How do you see all the rain in the world nearly at once? NASA and the Japan Aerospace Exploration Agency (JAXA) will soon use a constellation of nine satellites to make just such frequent and widespread rainfall readings. The satellites of the Global Precipitation Measurement (GPM) mission will cover almost every patch of Earth and capture the volume of rain falling over the world every three hours. The centerpiece of the mission, the GPM Core satellite, will launch in 2014. The GPM Core will calibrate and unify all the mission's observations to create a new worldwide rainfall data set eight times each day. The animation shows how the nine GPM satellites will surround Earth in order to gather the most up-to-date precipitation data possible.
A swarm of satellites will soon keep constant watch over the world's precipitation.

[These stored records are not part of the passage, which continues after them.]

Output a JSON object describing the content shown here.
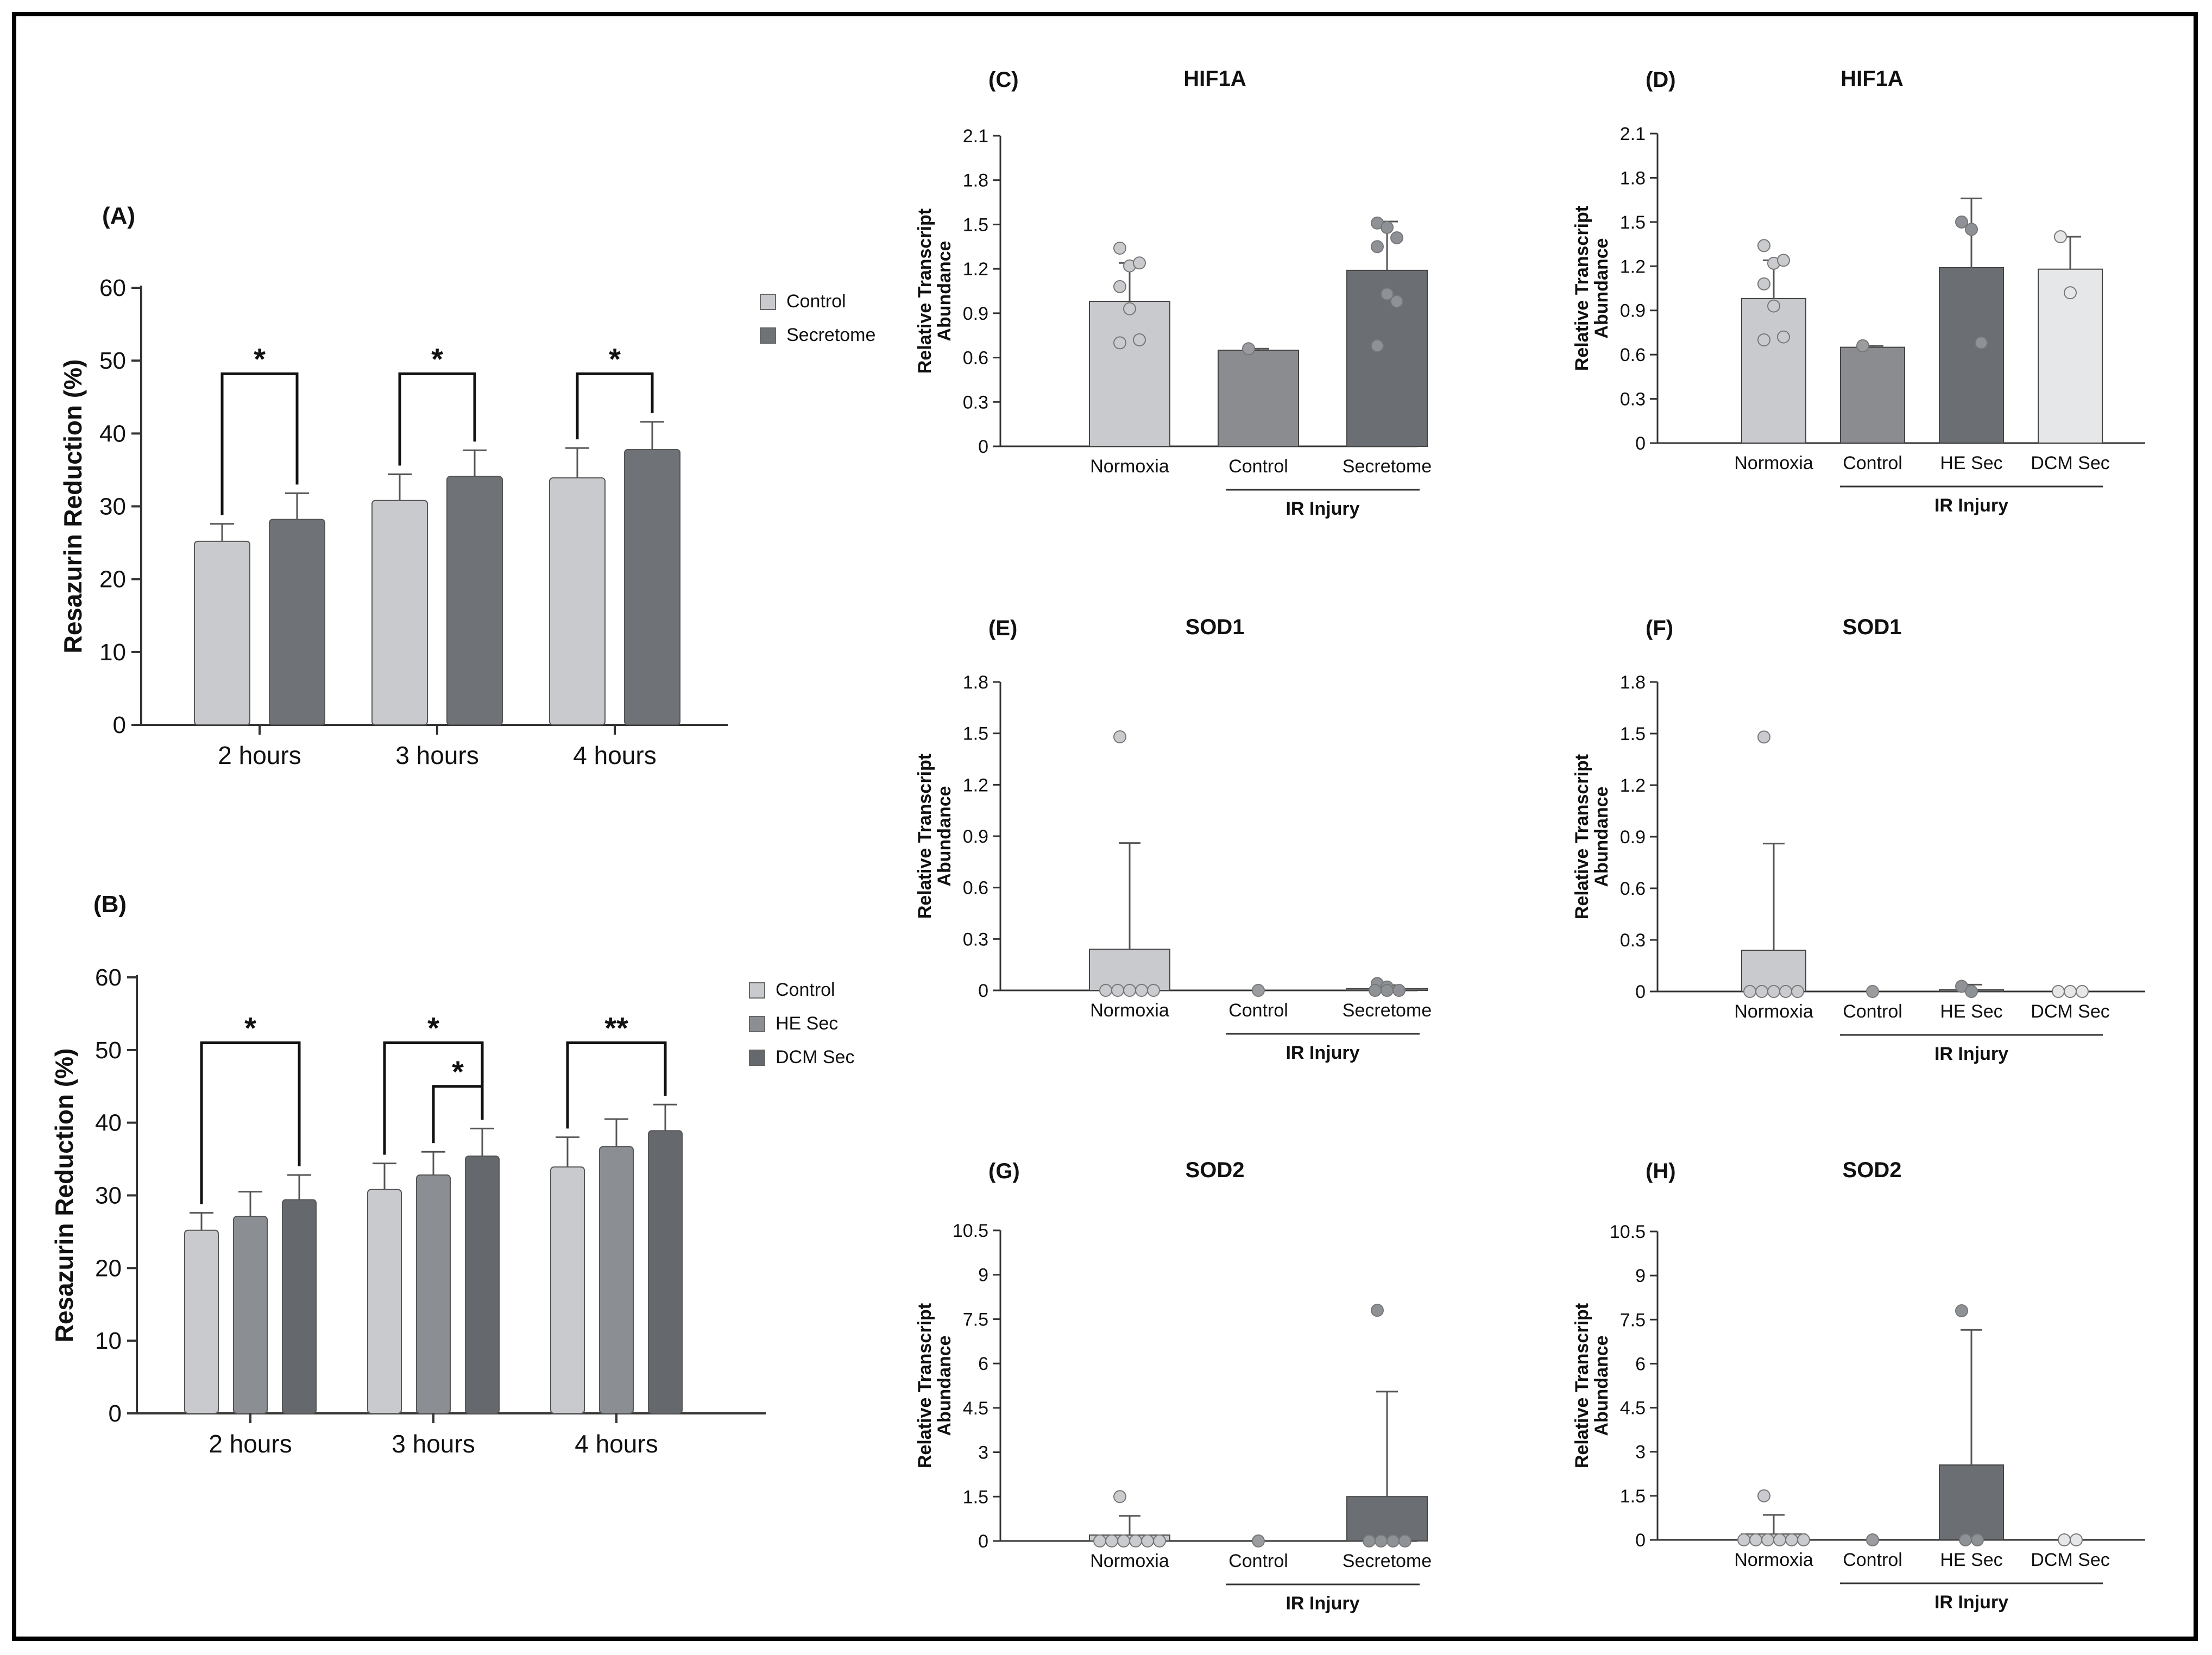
{
  "colors": {
    "control": "#c8cacd",
    "secretome": "#6f7276",
    "he_sec": "#8b8e93",
    "dcm_sec": "#65686c",
    "normoxia": "#c8cacd",
    "ir_control": "#8a8c90",
    "ir_secretome": "#6b6e72",
    "ir_he_sec": "#6b6e72",
    "ir_dcm_sec": "#e6e7e8",
    "axis": "#333333"
  },
  "chart_data": [
    {
      "id": "A",
      "panel_label": "(A)",
      "type": "bar",
      "title": "",
      "xlabel": "",
      "ylabel": "Resazurin Reduction (%)",
      "ylim": [
        0,
        60
      ],
      "yticks": [
        "0",
        "10",
        "20",
        "30",
        "40",
        "50",
        "60"
      ],
      "categories": [
        "2 hours",
        "3 hours",
        "4 hours"
      ],
      "series": [
        {
          "name": "Control",
          "values": [
            25.2,
            30.8,
            33.9
          ],
          "errors": [
            2.4,
            3.6,
            4.1
          ]
        },
        {
          "name": "Secretome",
          "values": [
            28.2,
            34.1,
            37.8
          ],
          "errors": [
            3.6,
            3.6,
            3.8
          ]
        }
      ],
      "legend": [
        "Control",
        "Secretome"
      ],
      "significance": [
        {
          "group": 0,
          "from": 0,
          "to": 1,
          "label": "*"
        },
        {
          "group": 1,
          "from": 0,
          "to": 1,
          "label": "*"
        },
        {
          "group": 2,
          "from": 0,
          "to": 1,
          "label": "*"
        }
      ]
    },
    {
      "id": "B",
      "panel_label": "(B)",
      "type": "bar",
      "title": "",
      "xlabel": "",
      "ylabel": "Resazurin Reduction (%)",
      "ylim": [
        0,
        60
      ],
      "yticks": [
        "0",
        "10",
        "20",
        "30",
        "40",
        "50",
        "60"
      ],
      "categories": [
        "2 hours",
        "3 hours",
        "4 hours"
      ],
      "series": [
        {
          "name": "Control",
          "values": [
            25.2,
            30.8,
            33.9
          ],
          "errors": [
            2.4,
            3.6,
            4.1
          ]
        },
        {
          "name": "HE Sec",
          "values": [
            27.1,
            32.8,
            36.7
          ],
          "errors": [
            3.4,
            3.2,
            3.8
          ]
        },
        {
          "name": "DCM Sec",
          "values": [
            29.4,
            35.4,
            38.9
          ],
          "errors": [
            3.4,
            3.8,
            3.6
          ]
        }
      ],
      "legend": [
        "Control",
        "HE Sec",
        "DCM Sec"
      ],
      "significance": [
        {
          "group": 0,
          "from": 0,
          "to": 2,
          "label": "*"
        },
        {
          "group": 1,
          "from": 0,
          "to": 2,
          "label": "*"
        },
        {
          "group": 1,
          "from": 1,
          "to": 2,
          "label": "*"
        },
        {
          "group": 2,
          "from": 0,
          "to": 2,
          "label": "**"
        }
      ]
    },
    {
      "id": "C",
      "panel_label": "(C)",
      "type": "bar",
      "title": "HIF1A",
      "ylabel": "Relative Transcript Abundance",
      "ylim": [
        0,
        2.1
      ],
      "yticks": [
        "0",
        "0.3",
        "0.6",
        "0.9",
        "1.2",
        "1.5",
        "1.8",
        "2.1"
      ],
      "categories": [
        "Normoxia",
        "Control",
        "Secretome"
      ],
      "values": [
        0.98,
        0.65,
        1.19
      ],
      "errors": [
        0.26,
        0.01,
        0.33
      ],
      "points": [
        [
          1.34,
          1.22,
          1.24,
          1.08,
          0.93,
          0.72,
          0.7
        ],
        [
          0.66
        ],
        [
          1.51,
          1.48,
          1.41,
          1.35,
          1.03,
          0.98,
          0.68
        ]
      ],
      "group_label": "IR Injury",
      "group_range": [
        1,
        2
      ]
    },
    {
      "id": "D",
      "panel_label": "(D)",
      "type": "bar",
      "title": "HIF1A",
      "ylabel": "Relative Transcript Abundance",
      "ylim": [
        0,
        2.1
      ],
      "yticks": [
        "0",
        "0.3",
        "0.6",
        "0.9",
        "1.2",
        "1.5",
        "1.8",
        "2.1"
      ],
      "categories": [
        "Normoxia",
        "Control",
        "HE Sec",
        "DCM Sec"
      ],
      "values": [
        0.98,
        0.65,
        1.19,
        1.18
      ],
      "errors": [
        0.26,
        0.01,
        0.47,
        0.22
      ],
      "points": [
        [
          1.34,
          1.22,
          1.24,
          1.08,
          0.93,
          0.72,
          0.7
        ],
        [
          0.66
        ],
        [
          1.5,
          1.45,
          0.68
        ],
        [
          1.4,
          1.02
        ]
      ],
      "group_label": "IR Injury",
      "group_range": [
        1,
        3
      ]
    },
    {
      "id": "E",
      "panel_label": "(E)",
      "type": "bar",
      "title": "SOD1",
      "ylabel": "Relative Transcript Abundance",
      "ylim": [
        0,
        1.8
      ],
      "yticks": [
        "0",
        "0.3",
        "0.6",
        "0.9",
        "1.2",
        "1.5",
        "1.8"
      ],
      "categories": [
        "Normoxia",
        "Control",
        "Secretome"
      ],
      "values": [
        0.24,
        0.0,
        0.01
      ],
      "errors": [
        0.62,
        0.0,
        0.02
      ],
      "points": [
        [
          1.48,
          0,
          0,
          0,
          0,
          0
        ],
        [
          0
        ],
        [
          0.04,
          0.02,
          0,
          0,
          0
        ]
      ],
      "group_label": "IR Injury",
      "group_range": [
        1,
        2
      ]
    },
    {
      "id": "F",
      "panel_label": "(F)",
      "type": "bar",
      "title": "SOD1",
      "ylabel": "Relative Transcript Abundance",
      "ylim": [
        0,
        1.8
      ],
      "yticks": [
        "0",
        "0.3",
        "0.6",
        "0.9",
        "1.2",
        "1.5",
        "1.8"
      ],
      "categories": [
        "Normoxia",
        "Control",
        "HE Sec",
        "DCM Sec"
      ],
      "values": [
        0.24,
        0.0,
        0.01,
        0.0
      ],
      "errors": [
        0.62,
        0.0,
        0.03,
        0.0
      ],
      "points": [
        [
          1.48,
          0,
          0,
          0,
          0,
          0
        ],
        [
          0
        ],
        [
          0.03,
          0
        ],
        [
          0,
          0,
          0
        ]
      ],
      "group_label": "IR Injury",
      "group_range": [
        1,
        3
      ]
    },
    {
      "id": "G",
      "panel_label": "(G)",
      "type": "bar",
      "title": "SOD2",
      "ylabel": "Relative Transcript Abundance",
      "ylim": [
        0,
        10.5
      ],
      "yticks": [
        "0",
        "1.5",
        "3",
        "4.5",
        "6",
        "7.5",
        "9",
        "10.5"
      ],
      "categories": [
        "Normoxia",
        "Control",
        "Secretome"
      ],
      "values": [
        0.2,
        0.0,
        1.5
      ],
      "errors": [
        0.65,
        0.0,
        3.55
      ],
      "points": [
        [
          1.5,
          0,
          0,
          0,
          0,
          0,
          0
        ],
        [
          0
        ],
        [
          7.8,
          0,
          0,
          0,
          0
        ]
      ],
      "group_label": "IR Injury",
      "group_range": [
        1,
        2
      ]
    },
    {
      "id": "H",
      "panel_label": "(H)",
      "type": "bar",
      "title": "SOD2",
      "ylabel": "Relative Transcript Abundance",
      "ylim": [
        0,
        10.5
      ],
      "yticks": [
        "0",
        "1.5",
        "3",
        "4.5",
        "6",
        "7.5",
        "9",
        "10.5"
      ],
      "categories": [
        "Normoxia",
        "Control",
        "HE Sec",
        "DCM Sec"
      ],
      "values": [
        0.2,
        0.0,
        2.55,
        0.0
      ],
      "errors": [
        0.65,
        0.0,
        4.6,
        0.0
      ],
      "points": [
        [
          1.5,
          0,
          0,
          0,
          0,
          0,
          0
        ],
        [
          0
        ],
        [
          7.8,
          0,
          0
        ],
        [
          0,
          0
        ]
      ],
      "group_label": "IR Injury",
      "group_range": [
        1,
        3
      ]
    }
  ]
}
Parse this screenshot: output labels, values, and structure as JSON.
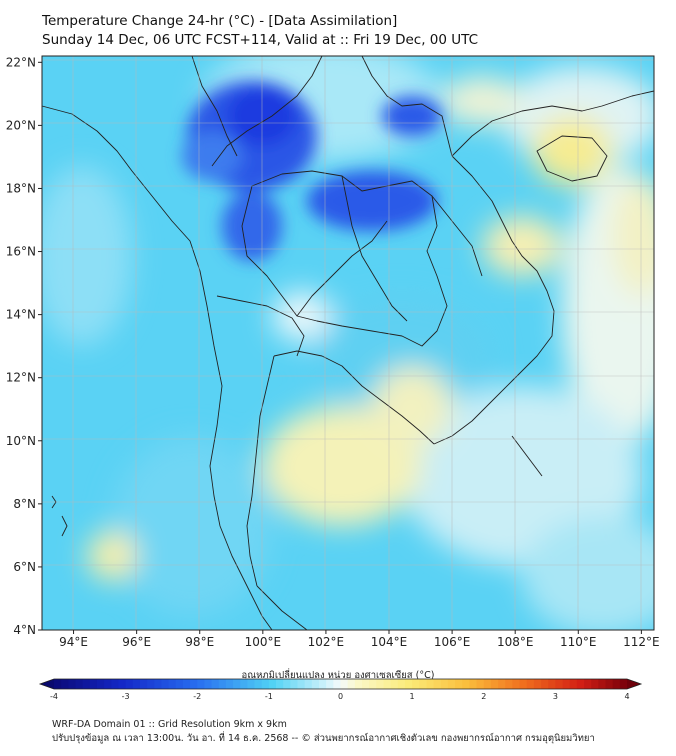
{
  "title": {
    "line1": "Temperature Change 24-hr (°C) - [Data Assimilation]",
    "line2": "Sunday 14 Dec, 06 UTC FCST+114, Valid at :: Fri 19 Dec, 00 UTC"
  },
  "axes": {
    "lat_labels": [
      "22°N",
      "20°N",
      "18°N",
      "16°N",
      "14°N",
      "12°N",
      "10°N",
      "8°N",
      "6°N",
      "4°N"
    ],
    "lon_labels": [
      "94°E",
      "96°E",
      "98°E",
      "100°E",
      "102°E",
      "104°E",
      "106°E",
      "108°E",
      "110°E",
      "112°E"
    ],
    "lat_range": [
      4,
      22.2
    ],
    "lon_range": [
      93,
      112.4
    ]
  },
  "colorbar": {
    "title": "อุณหภูมิเปลี่ยนแปลง หน่วย องศาเซลเซียส (°C)",
    "ticks": [
      "-4",
      "-3",
      "-2",
      "-1",
      "0",
      "1",
      "2",
      "3",
      "4"
    ],
    "range": [
      -4,
      4
    ]
  },
  "footer": {
    "line1": "WRF-DA Domain 01 :: Grid Resolution 9km x 9km",
    "line2": "ปรับปรุงข้อมูล ณ เวลา 13:00น. วัน อา. ที่ 14 ธ.ค. 2568 -- © ส่วนพยากรณ์อากาศเชิงตัวเลข กองพยากรณ์อากาศ กรมอุตุนิยมวิทยา"
  },
  "colors": {
    "background_blue": "#5ad2f4",
    "cold_core": "#1a3fe0",
    "warm": "#fdf5a8",
    "neutral": "#e6f7fb",
    "coast": "#222222",
    "grid": "#c8c8c8"
  }
}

Each satellite has its own mission goal but carries a radiometer that measures rainfall by detecting the electromagnetic energy it radiates.
The GPM Core spacecraft undergoes g-force testing in a NASA centrifuge in early 2011.
The GPM Core's dual-frequency precipitation radar, built by JAXA, will detect cloud structure and 3D distribution of rainfall.
Built at NASA's Goddard Space Flight Center, the GPM Core is scheduled to launch from Tanegashima Space Center in Japan in early 2014.
GPM will continue the 3D rain observations of the NASA-JAXA Tropical Rainfall Measuring Mission, such as this swath of Hurricane Alex in 2010.